Channing left the establishment known as Joe's and advertised as the "Best bar in twenty-seven million miles, minimum," and made his way toward his office slowly. He didn't reach it. Not right away. He was intercepted by Charley Thomas who invited him to view a small experiment. Channing smiled and said that he'd prefer to see an experiment of any kind to going to his office, and followed Charley.
"You recall the gadget we use to get perfect tuning with the alloy-selectivity transmitter?"
"You mean that variable alloy disk all bottled up and rotated with a selsyn?" asked Don, wondering what came next. "Naturally I remember it. Why?"
"Well, we've found that certain submicroscopic effects occur with inert objects. What I mean is this: Given a chunk of cold steel of goodly mass and tune your alloy disk to pure steel, and you can get a few micro-microamperes output if the tube is pointed at the object."
"Sounds interesting. How much amplification do you need to get this reading and how do you make it tick?"
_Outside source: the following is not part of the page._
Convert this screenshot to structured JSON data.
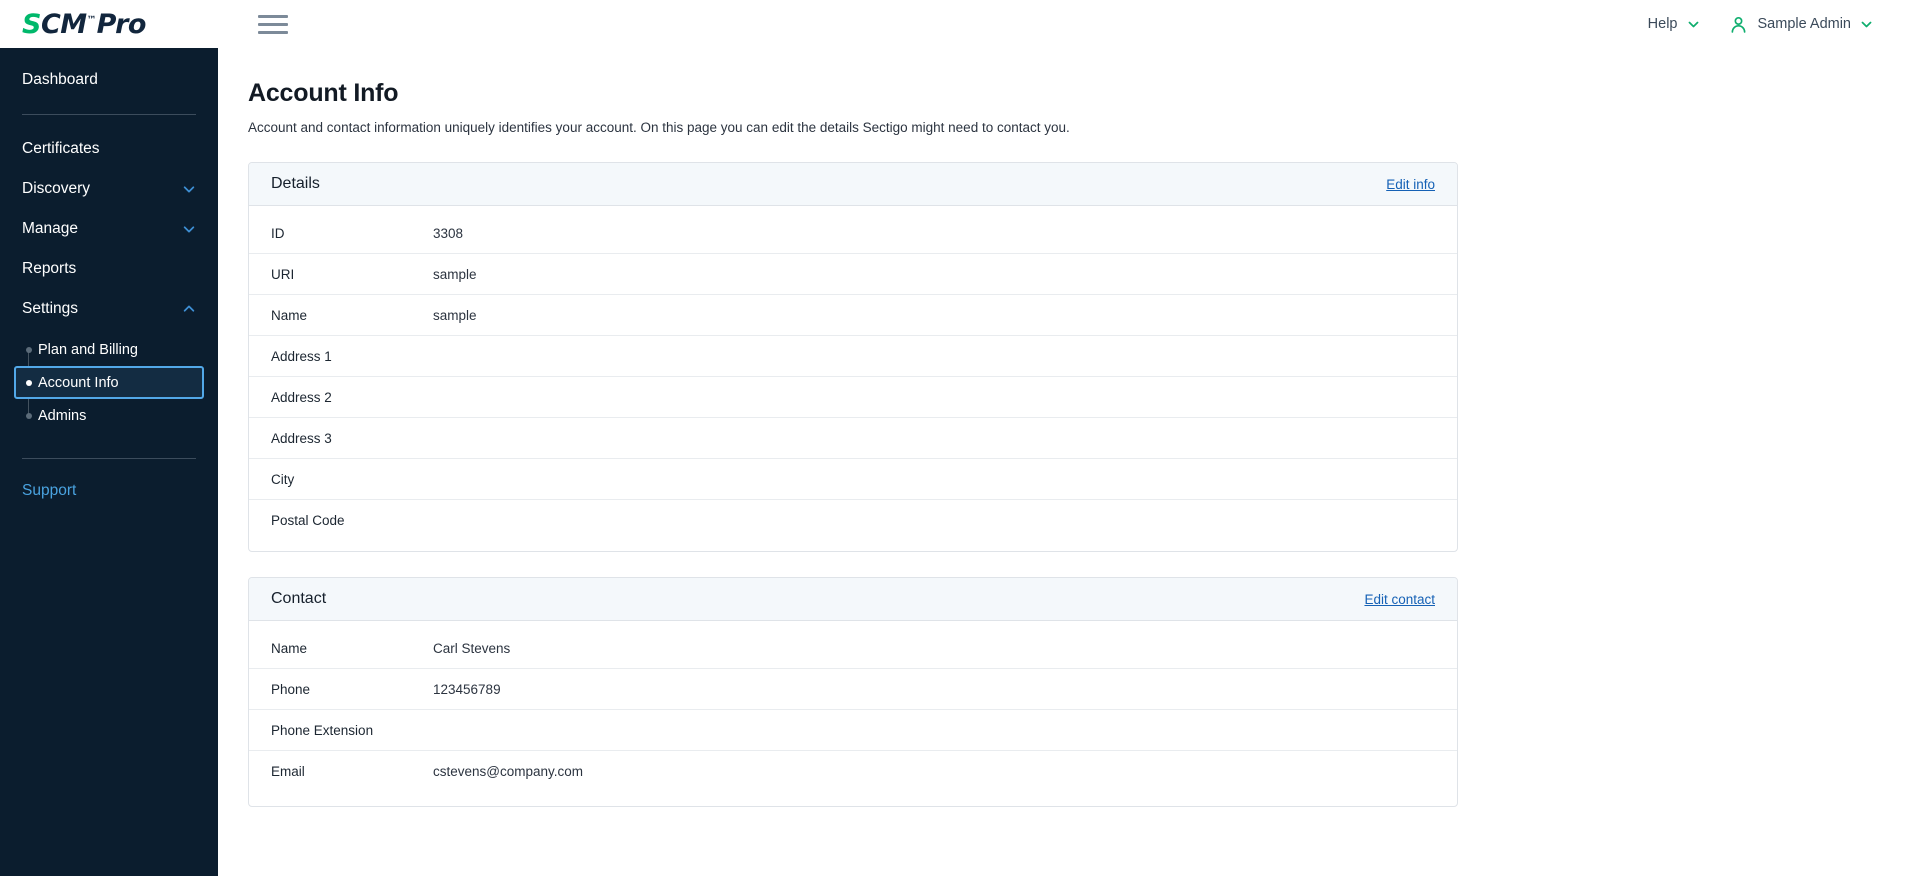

"We run the amplifier up to the limit and then sweep the tube across the object sought, and the output meter leaps skyward by just enough to make us certain of our results. Watch!"
Charley set the tube in operation and checked it briefly. Then he took Don's hand and put it on the handle that swung the tube on its gimbals. "Sort of paint the wall with it," he said. "You'll see the deflection as you pass the slab of tool steel that's standing there."
Channing did, and watched the minute flicker of the ultra-sensitive meter. "Wonderful," he grinned, as the door opened and Franks entered.
"Hi, Don. Is it true that you bombarded her with flowers?"
"Nope. She's just building up some other woman's chances. Have you seen this effect?"